After years of stability, the two largest home improvement retailers in the U.S. this month announced a flurry of major marketing moves. In early September, Lowe’s said it was parting ways with its chief brand and marketing officer Marisa Thalberg. And instead of filling the CMO role, which had reported to CEO Marvin Ellison, marketing was moved beneath the merchandising department. The Home Depot also announced a new CMO, former Delta executive Molly Battin. Her appointment follows the seven-year tenure of Adolfo Villagomez, who left the company in the spring.

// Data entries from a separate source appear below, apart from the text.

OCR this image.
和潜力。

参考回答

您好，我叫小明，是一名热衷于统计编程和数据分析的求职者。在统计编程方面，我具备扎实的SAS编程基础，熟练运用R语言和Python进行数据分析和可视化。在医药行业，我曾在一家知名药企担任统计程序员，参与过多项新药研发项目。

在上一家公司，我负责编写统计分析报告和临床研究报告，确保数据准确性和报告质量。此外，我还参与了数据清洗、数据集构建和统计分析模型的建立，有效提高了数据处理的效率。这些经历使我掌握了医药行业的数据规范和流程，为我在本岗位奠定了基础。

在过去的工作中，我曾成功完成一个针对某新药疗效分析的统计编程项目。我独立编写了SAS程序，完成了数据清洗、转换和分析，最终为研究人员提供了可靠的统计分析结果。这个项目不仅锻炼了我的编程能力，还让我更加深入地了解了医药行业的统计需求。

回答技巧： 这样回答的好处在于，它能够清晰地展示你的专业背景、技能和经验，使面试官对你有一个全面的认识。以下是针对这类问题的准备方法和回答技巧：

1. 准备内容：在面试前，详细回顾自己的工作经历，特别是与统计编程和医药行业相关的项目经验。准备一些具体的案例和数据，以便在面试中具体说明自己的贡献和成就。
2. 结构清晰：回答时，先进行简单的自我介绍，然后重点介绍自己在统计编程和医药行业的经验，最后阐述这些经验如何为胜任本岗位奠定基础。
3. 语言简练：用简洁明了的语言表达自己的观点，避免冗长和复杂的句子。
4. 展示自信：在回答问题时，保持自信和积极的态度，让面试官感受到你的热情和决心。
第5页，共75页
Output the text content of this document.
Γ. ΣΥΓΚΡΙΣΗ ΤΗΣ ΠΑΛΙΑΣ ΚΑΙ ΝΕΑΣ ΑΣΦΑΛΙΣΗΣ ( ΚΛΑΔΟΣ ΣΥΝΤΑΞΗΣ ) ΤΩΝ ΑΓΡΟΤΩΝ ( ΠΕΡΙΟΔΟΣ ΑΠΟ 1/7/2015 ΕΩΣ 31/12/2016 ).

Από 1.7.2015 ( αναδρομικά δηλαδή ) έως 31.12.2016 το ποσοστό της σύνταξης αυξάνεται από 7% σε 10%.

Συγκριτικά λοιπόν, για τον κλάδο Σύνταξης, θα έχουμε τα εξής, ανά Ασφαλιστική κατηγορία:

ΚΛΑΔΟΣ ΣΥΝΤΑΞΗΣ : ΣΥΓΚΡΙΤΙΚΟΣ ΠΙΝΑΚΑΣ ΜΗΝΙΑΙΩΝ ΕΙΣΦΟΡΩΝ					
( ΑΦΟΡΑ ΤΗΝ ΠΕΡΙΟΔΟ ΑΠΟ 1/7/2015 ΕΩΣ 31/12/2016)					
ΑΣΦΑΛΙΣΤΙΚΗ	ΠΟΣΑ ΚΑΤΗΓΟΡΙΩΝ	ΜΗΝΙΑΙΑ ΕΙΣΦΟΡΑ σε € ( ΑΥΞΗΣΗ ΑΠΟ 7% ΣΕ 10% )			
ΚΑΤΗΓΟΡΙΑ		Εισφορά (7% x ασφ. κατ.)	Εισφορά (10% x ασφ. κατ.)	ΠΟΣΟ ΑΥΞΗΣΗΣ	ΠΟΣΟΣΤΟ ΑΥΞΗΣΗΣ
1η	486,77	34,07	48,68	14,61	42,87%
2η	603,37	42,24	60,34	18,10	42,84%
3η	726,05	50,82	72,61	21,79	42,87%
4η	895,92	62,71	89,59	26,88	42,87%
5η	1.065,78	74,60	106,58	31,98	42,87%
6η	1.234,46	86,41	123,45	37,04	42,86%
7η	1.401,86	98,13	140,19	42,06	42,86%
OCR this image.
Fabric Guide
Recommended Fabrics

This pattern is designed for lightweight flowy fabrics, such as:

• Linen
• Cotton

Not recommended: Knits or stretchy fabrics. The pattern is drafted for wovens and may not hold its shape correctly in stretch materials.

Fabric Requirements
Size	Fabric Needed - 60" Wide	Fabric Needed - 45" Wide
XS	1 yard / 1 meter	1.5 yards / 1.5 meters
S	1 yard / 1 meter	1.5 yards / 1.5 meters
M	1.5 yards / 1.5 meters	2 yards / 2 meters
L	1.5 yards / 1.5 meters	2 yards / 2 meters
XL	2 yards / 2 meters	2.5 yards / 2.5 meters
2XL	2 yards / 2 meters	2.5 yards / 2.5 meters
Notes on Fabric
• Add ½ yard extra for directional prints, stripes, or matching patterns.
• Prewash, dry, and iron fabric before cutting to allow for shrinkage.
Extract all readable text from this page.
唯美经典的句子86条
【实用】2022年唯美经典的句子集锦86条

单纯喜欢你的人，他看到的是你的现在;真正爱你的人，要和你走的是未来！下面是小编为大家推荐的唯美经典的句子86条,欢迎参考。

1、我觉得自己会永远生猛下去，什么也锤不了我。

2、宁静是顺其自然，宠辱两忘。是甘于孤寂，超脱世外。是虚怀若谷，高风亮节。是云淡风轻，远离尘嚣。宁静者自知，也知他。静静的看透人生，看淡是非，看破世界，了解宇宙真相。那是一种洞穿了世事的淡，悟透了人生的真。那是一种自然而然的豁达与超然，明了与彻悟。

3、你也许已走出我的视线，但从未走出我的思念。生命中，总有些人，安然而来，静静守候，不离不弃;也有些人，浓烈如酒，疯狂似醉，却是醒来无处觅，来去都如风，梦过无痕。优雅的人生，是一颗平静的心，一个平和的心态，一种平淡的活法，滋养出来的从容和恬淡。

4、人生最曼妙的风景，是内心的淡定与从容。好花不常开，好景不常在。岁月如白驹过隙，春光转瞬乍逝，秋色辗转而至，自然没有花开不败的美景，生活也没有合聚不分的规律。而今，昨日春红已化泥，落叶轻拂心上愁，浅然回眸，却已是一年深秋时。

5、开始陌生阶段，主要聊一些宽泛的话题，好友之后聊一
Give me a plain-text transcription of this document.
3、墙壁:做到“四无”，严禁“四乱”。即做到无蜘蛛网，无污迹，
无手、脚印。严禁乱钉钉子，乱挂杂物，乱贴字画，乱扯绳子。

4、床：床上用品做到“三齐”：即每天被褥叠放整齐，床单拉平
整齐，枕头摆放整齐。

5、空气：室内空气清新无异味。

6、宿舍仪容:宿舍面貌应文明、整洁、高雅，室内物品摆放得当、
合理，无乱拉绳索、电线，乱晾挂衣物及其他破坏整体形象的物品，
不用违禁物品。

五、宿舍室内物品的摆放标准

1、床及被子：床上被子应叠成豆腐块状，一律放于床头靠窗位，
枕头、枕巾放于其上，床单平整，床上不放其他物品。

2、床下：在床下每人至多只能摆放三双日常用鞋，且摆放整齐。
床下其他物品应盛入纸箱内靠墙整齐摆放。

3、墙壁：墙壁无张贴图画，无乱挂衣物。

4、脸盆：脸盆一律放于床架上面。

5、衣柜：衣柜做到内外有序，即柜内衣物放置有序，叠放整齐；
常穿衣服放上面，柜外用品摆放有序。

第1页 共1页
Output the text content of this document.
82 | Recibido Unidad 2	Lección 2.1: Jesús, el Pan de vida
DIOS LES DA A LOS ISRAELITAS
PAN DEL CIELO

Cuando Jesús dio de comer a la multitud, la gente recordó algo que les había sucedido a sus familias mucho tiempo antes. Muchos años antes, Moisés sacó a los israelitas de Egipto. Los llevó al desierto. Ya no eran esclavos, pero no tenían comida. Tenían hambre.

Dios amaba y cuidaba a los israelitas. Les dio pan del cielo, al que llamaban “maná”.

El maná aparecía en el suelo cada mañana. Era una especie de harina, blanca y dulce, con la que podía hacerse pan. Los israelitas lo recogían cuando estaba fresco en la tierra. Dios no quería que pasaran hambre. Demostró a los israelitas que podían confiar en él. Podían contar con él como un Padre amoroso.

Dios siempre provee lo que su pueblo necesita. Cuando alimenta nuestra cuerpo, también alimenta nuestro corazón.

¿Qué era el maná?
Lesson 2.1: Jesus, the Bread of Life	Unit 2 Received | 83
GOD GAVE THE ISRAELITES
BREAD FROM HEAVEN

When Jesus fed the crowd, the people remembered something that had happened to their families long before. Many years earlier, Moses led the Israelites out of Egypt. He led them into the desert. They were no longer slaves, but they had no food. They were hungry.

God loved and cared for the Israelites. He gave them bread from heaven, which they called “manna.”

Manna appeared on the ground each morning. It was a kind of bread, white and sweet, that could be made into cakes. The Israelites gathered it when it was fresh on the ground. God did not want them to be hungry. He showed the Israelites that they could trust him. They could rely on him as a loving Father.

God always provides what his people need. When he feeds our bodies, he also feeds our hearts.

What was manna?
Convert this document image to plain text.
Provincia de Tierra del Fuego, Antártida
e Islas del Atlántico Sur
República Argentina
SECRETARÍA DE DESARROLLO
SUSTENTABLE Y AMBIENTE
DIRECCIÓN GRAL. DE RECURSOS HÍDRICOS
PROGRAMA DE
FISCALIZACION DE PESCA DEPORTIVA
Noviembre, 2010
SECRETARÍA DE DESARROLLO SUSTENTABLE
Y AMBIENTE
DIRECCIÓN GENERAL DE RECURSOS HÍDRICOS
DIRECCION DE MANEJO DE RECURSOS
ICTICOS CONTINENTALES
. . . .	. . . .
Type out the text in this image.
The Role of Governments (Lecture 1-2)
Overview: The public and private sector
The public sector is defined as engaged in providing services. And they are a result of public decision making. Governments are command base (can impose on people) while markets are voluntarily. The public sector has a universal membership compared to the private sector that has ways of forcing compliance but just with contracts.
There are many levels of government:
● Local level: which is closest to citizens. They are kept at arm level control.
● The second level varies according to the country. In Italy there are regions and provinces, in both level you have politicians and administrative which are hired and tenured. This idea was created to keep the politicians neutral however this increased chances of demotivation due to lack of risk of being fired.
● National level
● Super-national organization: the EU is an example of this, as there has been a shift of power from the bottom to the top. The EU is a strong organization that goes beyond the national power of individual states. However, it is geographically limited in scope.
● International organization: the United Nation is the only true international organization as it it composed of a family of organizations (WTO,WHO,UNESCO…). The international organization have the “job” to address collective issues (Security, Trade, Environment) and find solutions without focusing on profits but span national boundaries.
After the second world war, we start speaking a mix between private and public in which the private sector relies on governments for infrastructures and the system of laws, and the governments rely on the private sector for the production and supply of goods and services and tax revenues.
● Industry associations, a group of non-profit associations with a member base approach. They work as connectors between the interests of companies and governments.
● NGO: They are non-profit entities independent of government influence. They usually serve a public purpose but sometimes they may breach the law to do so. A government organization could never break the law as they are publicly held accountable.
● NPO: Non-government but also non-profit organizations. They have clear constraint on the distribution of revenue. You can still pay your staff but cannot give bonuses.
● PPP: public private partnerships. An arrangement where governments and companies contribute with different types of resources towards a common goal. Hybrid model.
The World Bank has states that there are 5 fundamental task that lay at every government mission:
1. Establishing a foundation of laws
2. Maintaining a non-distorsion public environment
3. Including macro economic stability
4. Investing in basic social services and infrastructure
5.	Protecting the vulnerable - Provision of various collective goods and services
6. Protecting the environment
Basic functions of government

The turnover comes at a time when retail experts are closely watching the home improvement sector for signs of consumer pullback following pandemic-induced gains. As the economy continues to soften and prices on everyday items rise, consumers could begin foregoing items for the home, such as new furniture, redesign projects and renovations and even décor items. This is expected to place more pressure on the marketing departments of retailers such as Home Depot, Lowe’s and Wayfair, which will be forced to serve up compelling value propositions for customers. By linking marketing more closely with merchandising, Lowe’s could be shifting away from brand building and connecting marketing more closely with sales, experts said. In addition, messaging may move to more value-driven language and deals as marketers focus more on profit.
“When you’re looking for money, it’s a lot easier to cut those things, like brand building or experiments where you’re not seeing the more immediate ROI,” said Steve Dennis, president and founder of retail consultancy Sageberry Consulting.